= Charles Fuller Gildersleeve =

Canadian lawyer, business owner and politician

Charles Fuller Gildersleeve (October 17, 1833 - January 18, 1906) was a lawyer, business owner and politician in Ontario, Canada. He served as mayor of Kingston in 1879.

The son of Henry Gildersleeve and Sarah Finkle, he was born in Kingston and was educated at Upper Canada College. Gildersleeve was called to the Ontario bar in 1859 and joined his brother Overton Smith in the practice of law. He married Mary Elizabeth Herchmer. He took over the operation of the family steamship business after his brother died in 1864 and expanded that business. Gildersleeve formed the Lake Ontario and Bay of Quinte Steamboat Company in 1893 and, in 1894, he became general manager of the Richelieu and Ontario Navigation Company. In 1913, those companies became part of Canada Steamship Lines.
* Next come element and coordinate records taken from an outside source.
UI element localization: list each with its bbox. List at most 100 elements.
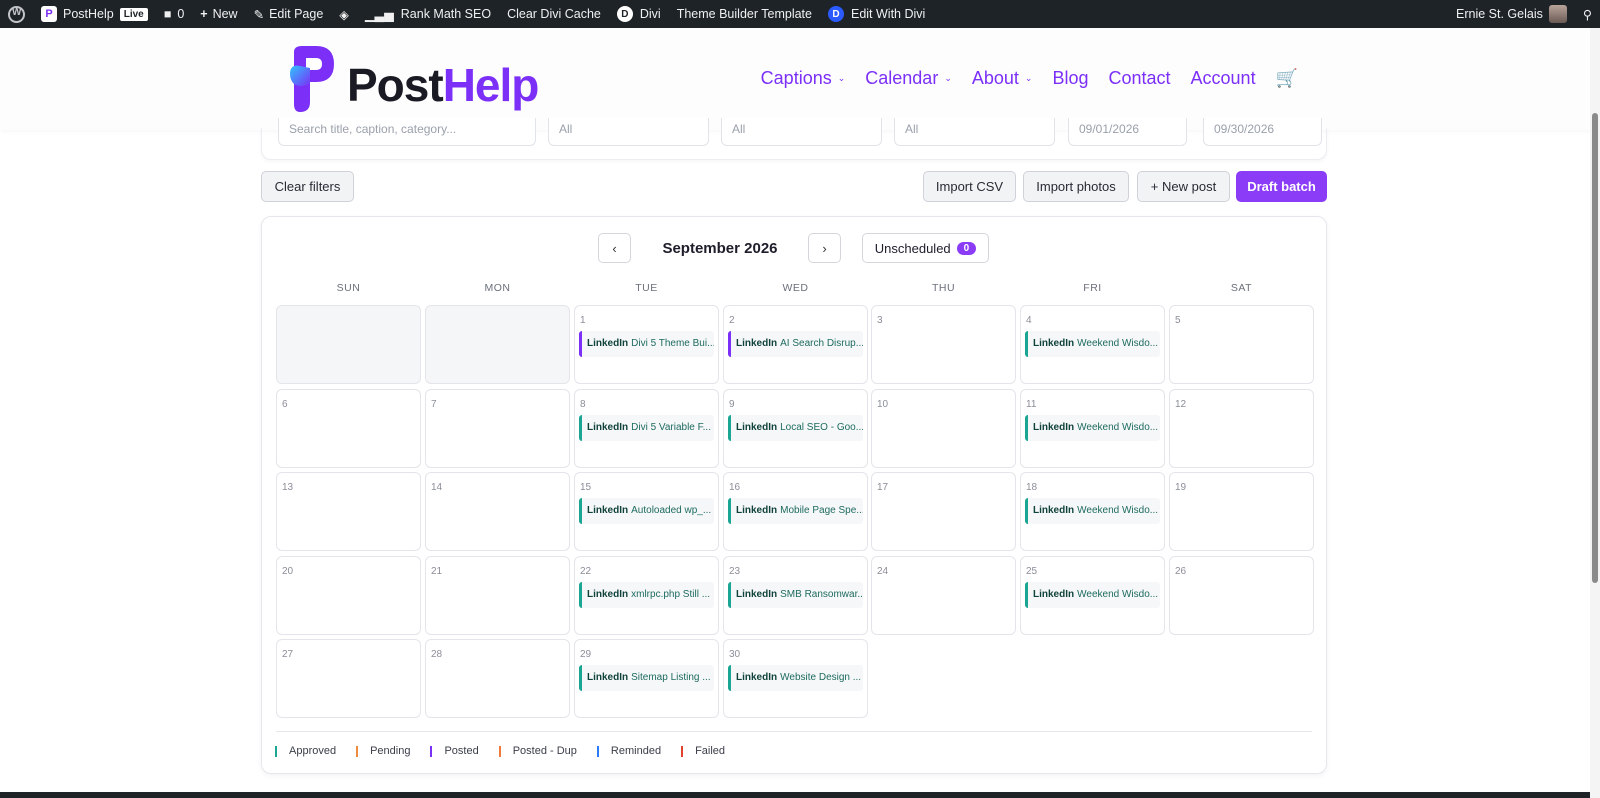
calendar-event[interactable]: LinkedIn Weekend Wisdo... <box>1025 498 1160 524</box>
divi-menu[interactable]: D Divi <box>609 0 669 28</box>
admin-search-icon[interactable]: ⚲ <box>1575 0 1600 28</box>
comments-menu[interactable]: ■ 0 <box>156 0 193 28</box>
edit-page-link[interactable]: ✎ Edit Page <box>246 0 332 28</box>
user-menu[interactable]: Ernie St. Gelais <box>1448 0 1575 28</box>
import-photos-button[interactable]: Import photos <box>1023 171 1129 202</box>
calendar-day-2[interactable]: 2 LinkedIn AI Search Disrup... <box>723 305 868 384</box>
weekday-fri: FRI <box>1083 282 1102 294</box>
chevron-down-icon: ⌄ <box>1024 73 1033 83</box>
filter-select-1[interactable]: All <box>548 118 709 146</box>
filter-select-3[interactable]: All <box>894 118 1055 146</box>
calendar-day-19[interactable]: 19 <box>1169 472 1314 551</box>
filter-select-2[interactable]: All <box>721 118 882 146</box>
diamond-menu[interactable]: ◈ <box>331 0 357 28</box>
logo-wordmark[interactable]: PostHelp <box>347 58 539 112</box>
nav-contact[interactable]: Contact <box>1108 68 1170 89</box>
wordpress-logo-icon[interactable] <box>0 0 33 28</box>
event-title: Sitemap Listing ... <box>631 672 711 683</box>
calendar-day-21[interactable]: 21 <box>425 556 570 635</box>
nav-calendar[interactable]: Calendar ⌄ <box>865 68 952 89</box>
calendar-day-6[interactable]: 6 <box>276 389 421 468</box>
legend-swatch <box>275 745 277 757</box>
date-from-input[interactable]: 09/01/2026 <box>1068 118 1187 146</box>
calendar-day-16[interactable]: 16 LinkedIn Mobile Page Spe... <box>723 472 868 551</box>
next-month-button[interactable]: › <box>808 233 841 263</box>
calendar-day-22[interactable]: 22 LinkedIn xmlrpc.php Still ... <box>574 556 719 635</box>
calendar-day-1[interactable]: 1 LinkedIn Divi 5 Theme Bui... <box>574 305 719 384</box>
calendar-event[interactable]: LinkedIn Weekend Wisdo... <box>1025 415 1160 441</box>
theme-builder-link[interactable]: Theme Builder Template <box>669 0 820 28</box>
calendar-event[interactable]: LinkedIn Weekend Wisdo... <box>1025 582 1160 608</box>
calendar-day-14[interactable]: 14 <box>425 472 570 551</box>
clear-divi-cache-link[interactable]: Clear Divi Cache <box>499 0 609 28</box>
draft-batch-button[interactable]: Draft batch <box>1236 171 1327 202</box>
calendar-day-25[interactable]: 25 LinkedIn Weekend Wisdo... <box>1020 556 1165 635</box>
new-content-menu[interactable]: + New <box>192 0 245 28</box>
legend-item-posted: Posted <box>430 745 479 757</box>
calendar-day-10[interactable]: 10 <box>871 389 1016 468</box>
day-number: 7 <box>431 399 437 410</box>
scrollbar-thumb[interactable] <box>1592 113 1598 583</box>
site-menu[interactable]: P PostHelp Live <box>33 0 156 28</box>
calendar-event[interactable]: LinkedIn Weekend Wisdo... <box>1025 331 1160 357</box>
calendar-event[interactable]: LinkedIn AI Search Disrup... <box>728 331 863 357</box>
nav-about[interactable]: About ⌄ <box>972 68 1033 89</box>
calendar-day-8[interactable]: 8 LinkedIn Divi 5 Variable F... <box>574 389 719 468</box>
calendar-day-9[interactable]: 9 LinkedIn Local SEO - Goo... <box>723 389 868 468</box>
calendar-day-18[interactable]: 18 LinkedIn Weekend Wisdo... <box>1020 472 1165 551</box>
calendar-event[interactable]: LinkedIn Divi 5 Theme Bui... <box>579 331 714 357</box>
calendar-event[interactable]: LinkedIn Local SEO - Goo... <box>728 415 863 441</box>
calendar-event[interactable]: LinkedIn Autoloaded wp_... <box>579 498 714 524</box>
calendar-day-13[interactable]: 13 <box>276 472 421 551</box>
new-post-button[interactable]: + New post <box>1137 171 1230 202</box>
calendar-event[interactable]: LinkedIn Divi 5 Variable F... <box>579 415 714 441</box>
search-input[interactable]: Search title, caption, category... <box>278 118 536 146</box>
calendar-day-7[interactable]: 7 <box>425 389 570 468</box>
calendar-day-3[interactable]: 3 <box>871 305 1016 384</box>
legend-label: Pending <box>370 745 411 757</box>
event-platform: LinkedIn <box>587 422 629 433</box>
calendar-event[interactable]: LinkedIn Sitemap Listing ... <box>579 665 714 691</box>
calendar-day-26[interactable]: 26 <box>1169 556 1314 635</box>
unscheduled-label: Unscheduled <box>874 240 951 256</box>
nav-blog[interactable]: Blog <box>1052 68 1088 89</box>
nav-blog-label: Blog <box>1052 68 1089 88</box>
calendar-day-15[interactable]: 15 LinkedIn Autoloaded wp_... <box>574 472 719 551</box>
rank-math-label: Rank Math SEO <box>400 7 492 21</box>
unscheduled-button[interactable]: Unscheduled 0 <box>862 233 989 263</box>
import-csv-button[interactable]: Import CSV <box>923 171 1016 202</box>
calendar-day-4[interactable]: 4 LinkedIn Weekend Wisdo... <box>1020 305 1165 384</box>
calendar-day-11[interactable]: 11 LinkedIn Weekend Wisdo... <box>1020 389 1165 468</box>
calendar-event[interactable]: LinkedIn Website Design ... <box>728 665 863 691</box>
calendar-cell-empty[interactable] <box>425 305 570 384</box>
event-title: Weekend Wisdo... <box>1077 338 1159 349</box>
calendar-cell-empty[interactable] <box>276 305 421 384</box>
prev-month-button[interactable]: ‹ <box>598 233 631 263</box>
calendar-day-5[interactable]: 5 <box>1169 305 1314 384</box>
nav-captions[interactable]: Captions ⌄ <box>761 68 846 89</box>
calendar-day-30[interactable]: 30 LinkedIn Website Design ... <box>723 639 868 718</box>
calendar-day-17[interactable]: 17 <box>871 472 1016 551</box>
posthelp-logo-icon[interactable] <box>288 44 336 116</box>
calendar-day-12[interactable]: 12 <box>1169 389 1314 468</box>
legend-label: Approved <box>289 745 337 757</box>
calendar-day-27[interactable]: 27 <box>276 639 421 718</box>
main-nav: Captions ⌄ Calendar ⌄ About ⌄ Blog Contact … <box>761 68 1298 89</box>
clear-filters-button[interactable]: Clear filters <box>261 171 354 202</box>
calendar-day-29[interactable]: 29 LinkedIn Sitemap Listing ... <box>574 639 719 718</box>
cart-icon[interactable]: 🛒 <box>1276 68 1298 89</box>
date-to-input[interactable]: 09/30/2026 <box>1203 118 1322 146</box>
calendar-day-28[interactable]: 28 <box>425 639 570 718</box>
calendar-day-20[interactable]: 20 <box>276 556 421 635</box>
edit-with-divi-link[interactable]: D Edit With Divi <box>820 0 933 28</box>
calendar-day-24[interactable]: 24 <box>871 556 1016 635</box>
calendar-day-23[interactable]: 23 LinkedIn SMB Ransomwar... <box>723 556 868 635</box>
calendar-event[interactable]: LinkedIn xmlrpc.php Still ... <box>579 582 714 608</box>
calendar-event[interactable]: LinkedIn Mobile Page Spe... <box>728 498 863 524</box>
calendar-event[interactable]: LinkedIn SMB Ransomwar... <box>728 582 863 608</box>
unscheduled-count-badge: 0 <box>956 241 977 255</box>
theme-builder-label: Theme Builder Template <box>676 7 812 21</box>
page-scrollbar[interactable] <box>1590 28 1600 798</box>
nav-account[interactable]: Account <box>1191 68 1256 89</box>
rank-math-menu[interactable]: ▁▃▅ Rank Math SEO <box>357 0 499 28</box>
He served on Kingston city council for 22 years. He took part in the construction of the Kingston and Pembroke Railway and became he railway's president. Gildersleeve also helped establish the School of Mining, later the Department of Mining, at Queen's University.

He died in Kingston and was buried in Cataraqui Cemetery.

His son Henry, known as "H. H.", became president of the Bay of Quinte Steamboat Company, was general manager of the Northern Navigation Company of Sarnia and later served on the executive of Canada Steamship Lines.

His daughter Maud married Victor Brereton Rivers.